A flesh-eating parasitic fly that poses a major threat to livestock has returned to the United States after 60 years. This week, the US Department of Agriculture confirmed the presence of New World screwworm in a calf in southern Texas.
Eliminated in the US in 1966 and as far south as Panama by 2006, its recent reemergence in Mexico made it likely that the screwworm would eventually enter the country again, with modeling showing that it could arrive as soon as summer 2025. It took slightly longer, but the screwworm has arrived. And to head off an outbreak, officials are deploying a tried-and-true technique: releasing lots and lots of adult screwworm flies.
A screwworm infection occurs when a female fly lays its eggs in open wounds or other body parts of warm-blooded animals. When the eggs hatch, maggots emerge and feed on living tissue before turning into flies. As adults, screwworm flies do not bite or feed on flesh. Scientists in the 1930s and 1940s thought if they could prevent female flies from reproducing, they could break the cycle. At the time, New World screwworms killed hundreds of thousands of cattle annually, mostly in the American South and Southwest.

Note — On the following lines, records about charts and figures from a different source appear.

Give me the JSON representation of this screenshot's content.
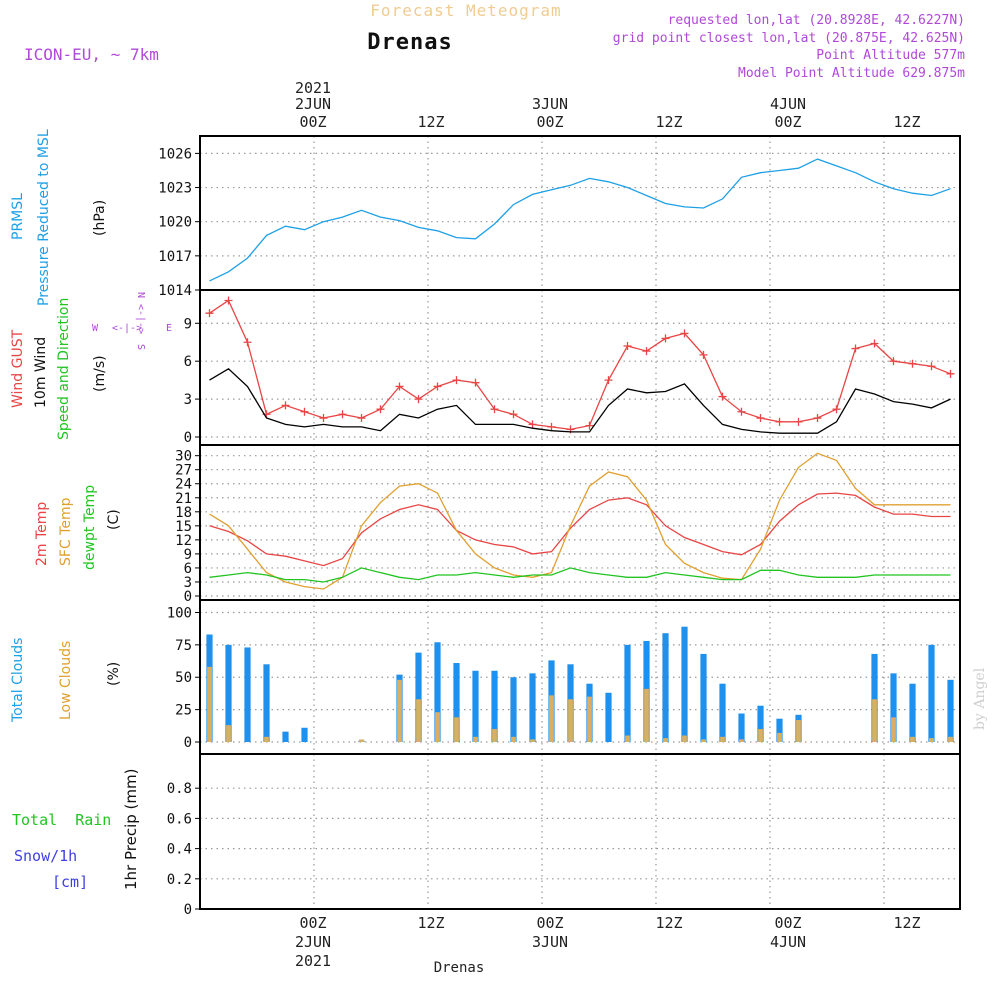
{
  "header": {
    "title": "Forecast Meteogram",
    "location": "Drenas",
    "model": "ICON-EU, ~ 7km",
    "requested": "requested lon,lat (20.8928E, 42.6227N)",
    "gridpoint": "grid point closest lon,lat (20.875E, 42.625N)",
    "point_alt": "Point Altitude 577m",
    "model_alt": "Model Point Altitude 629.875m",
    "footer_location": "Drenas",
    "watermark": "by Angel"
  },
  "time_axis": {
    "top_year": "2021",
    "top_labels": [
      "2JUN",
      "00Z",
      "12Z",
      "3JUN",
      "00Z",
      "12Z",
      "4JUN",
      "00Z",
      "12Z"
    ],
    "bottom_labels": [
      "00Z",
      "2JUN",
      "2021",
      "12Z",
      "00Z",
      "3JUN",
      "12Z",
      "00Z",
      "4JUN",
      "12Z"
    ]
  },
  "labels": {
    "prmsl_1": "PRMSL",
    "prmsl_2": "Pressure Reduced to MSL",
    "prmsl_unit": "(hPa)",
    "wind_gust": "Wind GUST",
    "wind_10m": "10m Wind",
    "wind_sd": "Speed and Direction",
    "wind_unit": "(m/s)",
    "compass_n": "N",
    "compass_s": "S",
    "compass_w": "W",
    "compass_e": "E",
    "compass_ns": "<-|->",
    "compass_we": "<-|->",
    "temp_2m": "2m Temp",
    "temp_sfc": "SFC Temp",
    "temp_dew": "dewpt Temp",
    "temp_unit": "(C)",
    "cloud_total": "Total Clouds",
    "cloud_low": "Low Clouds",
    "cloud_unit": "(%)",
    "precip_rain": "Total  Rain",
    "precip_snow": "Snow/1h",
    "precip_cm": "[cm]",
    "precip_unit": "1hr Precip (mm)"
  },
  "colors": {
    "pressure": "#1ea0e6",
    "gust": "#e84545",
    "wind": "#000000",
    "temp2m": "#e84545",
    "sfc": "#e0a030",
    "dew": "#22c422",
    "cloud_total": "#1e90ee",
    "cloud_low": "#d8b060",
    "purple": "#b048d8",
    "title_orange": "#f0cc90",
    "blue_text": "#4040e0"
  },
  "chart_data": [
    {
      "type": "line",
      "title": "PRMSL Pressure Reduced to MSL",
      "ylabel": "(hPa)",
      "ylim": [
        1014,
        1027
      ],
      "yticks": [
        1014,
        1017,
        1020,
        1023,
        1026
      ],
      "x_hours": [
        -11,
        -9,
        -7,
        -5,
        -3,
        -1,
        1,
        3,
        5,
        7,
        9,
        11,
        13,
        15,
        17,
        19,
        21,
        23,
        25,
        27,
        29,
        31,
        33,
        35,
        37,
        39,
        41,
        43,
        45,
        47,
        49,
        51,
        53,
        55,
        57,
        59,
        61,
        63,
        65,
        67
      ],
      "series": [
        {
          "name": "PRMSL",
          "values": [
            1014.8,
            1015.6,
            1016.8,
            1018.8,
            1019.6,
            1019.3,
            1020.0,
            1020.4,
            1021.0,
            1020.4,
            1020.1,
            1019.5,
            1019.2,
            1018.6,
            1018.5,
            1019.8,
            1021.5,
            1022.4,
            1022.8,
            1023.2,
            1023.8,
            1023.5,
            1023.0,
            1022.3,
            1021.6,
            1021.3,
            1021.2,
            1022.0,
            1023.9,
            1024.3,
            1024.5,
            1024.7,
            1025.5,
            1024.9,
            1024.3,
            1023.5,
            1022.9,
            1022.5,
            1022.3,
            1022.9
          ]
        }
      ]
    },
    {
      "type": "line",
      "title": "Wind GUST / 10m Wind Speed and Direction",
      "ylabel": "(m/s)",
      "ylim": [
        0,
        11
      ],
      "yticks": [
        0,
        3,
        6,
        9
      ],
      "x_hours": [
        -11,
        -9,
        -7,
        -5,
        -3,
        -1,
        1,
        3,
        5,
        7,
        9,
        11,
        13,
        15,
        17,
        19,
        21,
        23,
        25,
        27,
        29,
        31,
        33,
        35,
        37,
        39,
        41,
        43,
        45,
        47,
        49,
        51,
        53,
        55,
        57,
        59,
        61,
        63,
        65,
        67
      ],
      "series": [
        {
          "name": "Wind GUST",
          "values": [
            9.8,
            10.8,
            7.5,
            1.8,
            2.5,
            2.0,
            1.5,
            1.8,
            1.5,
            2.2,
            4.0,
            3.0,
            4.0,
            4.5,
            4.3,
            2.2,
            1.8,
            1.0,
            0.8,
            0.6,
            0.9,
            4.5,
            7.2,
            6.8,
            7.8,
            8.2,
            6.5,
            3.2,
            2.0,
            1.5,
            1.2,
            1.2,
            1.5,
            2.2,
            7.0,
            7.4,
            6.0,
            5.8,
            5.6,
            5.0
          ]
        },
        {
          "name": "10m Wind",
          "values": [
            4.5,
            5.4,
            4.0,
            1.5,
            1.0,
            0.8,
            1.0,
            0.8,
            0.8,
            0.5,
            1.8,
            1.5,
            2.2,
            2.5,
            1.0,
            1.0,
            1.0,
            0.7,
            0.5,
            0.4,
            0.4,
            2.5,
            3.8,
            3.5,
            3.6,
            4.2,
            2.5,
            1.0,
            0.6,
            0.4,
            0.3,
            0.3,
            0.3,
            1.2,
            3.8,
            3.4,
            2.8,
            2.6,
            2.3,
            3.0
          ]
        }
      ]
    },
    {
      "type": "line",
      "title": "2m Temp / SFC Temp / dewpt Temp",
      "ylabel": "(C)",
      "ylim": [
        0,
        31
      ],
      "yticks": [
        0,
        3,
        6,
        9,
        12,
        15,
        18,
        21,
        24,
        27,
        30
      ],
      "x_hours": [
        -11,
        -9,
        -7,
        -5,
        -3,
        -1,
        1,
        3,
        5,
        7,
        9,
        11,
        13,
        15,
        17,
        19,
        21,
        23,
        25,
        27,
        29,
        31,
        33,
        35,
        37,
        39,
        41,
        43,
        45,
        47,
        49,
        51,
        53,
        55,
        57,
        59,
        61,
        63,
        65,
        67
      ],
      "series": [
        {
          "name": "2m Temp",
          "values": [
            15.0,
            13.8,
            11.8,
            9.0,
            8.5,
            7.5,
            6.5,
            8.0,
            13.5,
            16.5,
            18.5,
            19.5,
            18.5,
            14.0,
            12.0,
            11.0,
            10.5,
            9.0,
            9.5,
            14.5,
            18.5,
            20.5,
            21.0,
            19.5,
            15.0,
            12.5,
            11.0,
            9.5,
            8.8,
            11.0,
            16.0,
            19.5,
            21.8,
            22.0,
            21.5,
            19.0,
            17.5,
            17.5,
            17.0,
            17.0
          ]
        },
        {
          "name": "SFC Temp",
          "values": [
            17.5,
            15.0,
            10.0,
            5.0,
            3.0,
            2.0,
            1.5,
            4.0,
            15.0,
            20.0,
            23.5,
            24.0,
            22.0,
            14.0,
            9.0,
            6.0,
            4.5,
            4.0,
            5.0,
            15.0,
            23.5,
            26.5,
            25.5,
            20.5,
            11.0,
            7.0,
            5.0,
            3.8,
            3.5,
            10.0,
            20.5,
            27.5,
            30.5,
            29.0,
            23.0,
            19.5,
            19.5,
            19.5,
            19.5,
            19.5
          ]
        },
        {
          "name": "dewpt Temp",
          "values": [
            4.0,
            4.5,
            5.0,
            4.5,
            3.5,
            3.5,
            3.0,
            4.0,
            6.0,
            5.0,
            4.0,
            3.5,
            4.5,
            4.5,
            5.0,
            4.5,
            4.0,
            4.5,
            4.5,
            6.0,
            5.0,
            4.5,
            4.0,
            4.0,
            5.0,
            4.5,
            4.0,
            3.5,
            3.5,
            5.5,
            5.5,
            4.5,
            4.0,
            4.0,
            4.0,
            4.5,
            4.5,
            4.5,
            4.5,
            4.5
          ]
        }
      ]
    },
    {
      "type": "bar",
      "title": "Total Clouds / Low Clouds",
      "ylabel": "(%)",
      "ylim": [
        0,
        105
      ],
      "yticks": [
        0,
        25,
        50,
        75,
        100
      ],
      "x_hours": [
        -11,
        -9,
        -7,
        -5,
        -3,
        -1,
        1,
        3,
        5,
        7,
        9,
        11,
        13,
        15,
        17,
        19,
        21,
        23,
        25,
        27,
        29,
        31,
        33,
        35,
        37,
        39,
        41,
        43,
        45,
        47,
        49,
        51,
        53,
        55,
        57,
        59,
        61,
        63,
        65,
        67
      ],
      "series": [
        {
          "name": "Total Clouds",
          "values": [
            83,
            75,
            73,
            60,
            8,
            11,
            0,
            0,
            1,
            0,
            52,
            69,
            77,
            61,
            55,
            55,
            50,
            53,
            63,
            60,
            45,
            38,
            75,
            78,
            84,
            89,
            68,
            45,
            22,
            28,
            18,
            21,
            0,
            0,
            0,
            68,
            53,
            45,
            75,
            48
          ]
        },
        {
          "name": "Low Clouds",
          "values": [
            58,
            13,
            0,
            4,
            0,
            0,
            0,
            0,
            2,
            0,
            48,
            33,
            23,
            19,
            4,
            10,
            4,
            2,
            36,
            33,
            35,
            0,
            5,
            41,
            3,
            5,
            2,
            4,
            2,
            10,
            7,
            17,
            0,
            0,
            0,
            33,
            19,
            4,
            3,
            4
          ]
        }
      ]
    },
    {
      "type": "line",
      "title": "1hr Precip",
      "ylabel": "1hr Precip (mm)",
      "ylim": [
        0,
        1
      ],
      "yticks": [
        0,
        0.2,
        0.4,
        0.6,
        0.8
      ],
      "x_hours": [
        -11,
        67
      ],
      "series": [
        {
          "name": "Total Rain",
          "values": [
            0,
            0
          ]
        }
      ]
    }
  ]
}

In the 1950s, researchers at the USDA made a breakthrough when they applied radiation to male screwworms and rendered them sterile. When released into an infected area, the sterile males mate with wild female insects and produce unviable eggs. No offspring are produced, and the population crashes. Known as sterile insect technique, it was first used successfully on the island of Curaçao, off the coast of Venezuela. It took just seven weeks to eliminate the pest, and the effort saved goat herds on the island that were a vital food source.
The technique takes advantage of the fact that female New World screwworm flies only mate once in their lifetime. “The sterile insect technique is probably the most eloquent example of a completely successful biologic control mechanism,” says Sally DeNotta, associate professor of veterinary medicine at the University of Florida. “The life cycle stops. There’s no progeny produced. It’s been very successful.”
For years, the dense stretch of rainforest between Panama and Colombia known as the Darién Gap served as a biological barrier where sterile flies were released to prevent the northward spread of screwworm. But insects started breaking through the barrier in 2022.
To prevent an outbreak in South Texas, the USDA has blocked off a roughly 12-mile zone around the infected calf and is carrying out a targeted release of sterile screwworm flies from trucks. That’s in addition to the 4 million sterile flies per week already being air-dropped in the area. Anticipating the screwworm’s movement north, in February, the agency shifted its efforts to disperse 100 million sterile flies per week to focus on the area along the US-Mexico border.
“While this development is a serious threat to our livestock and wildlife, it hasn’t caught us off guard,” USDA secretary Brooke Rollins said during a House Agriculture Committee meeting on Thursday.
She said around 400 million flies per week are needed to beat back screwworm. Currently, the US can only produce about 100 million flies per week at a facility located in Panama.
A sterile insect facility in Mexico shut down in 2012, but the USDA is investing $21 million to help renovate and convert an existing fruit fly facility in Metapa, Mexico, to produce an additional 60 to 100 million sterile flies per week. That facility is expected to be operational this summer, according to the USDA.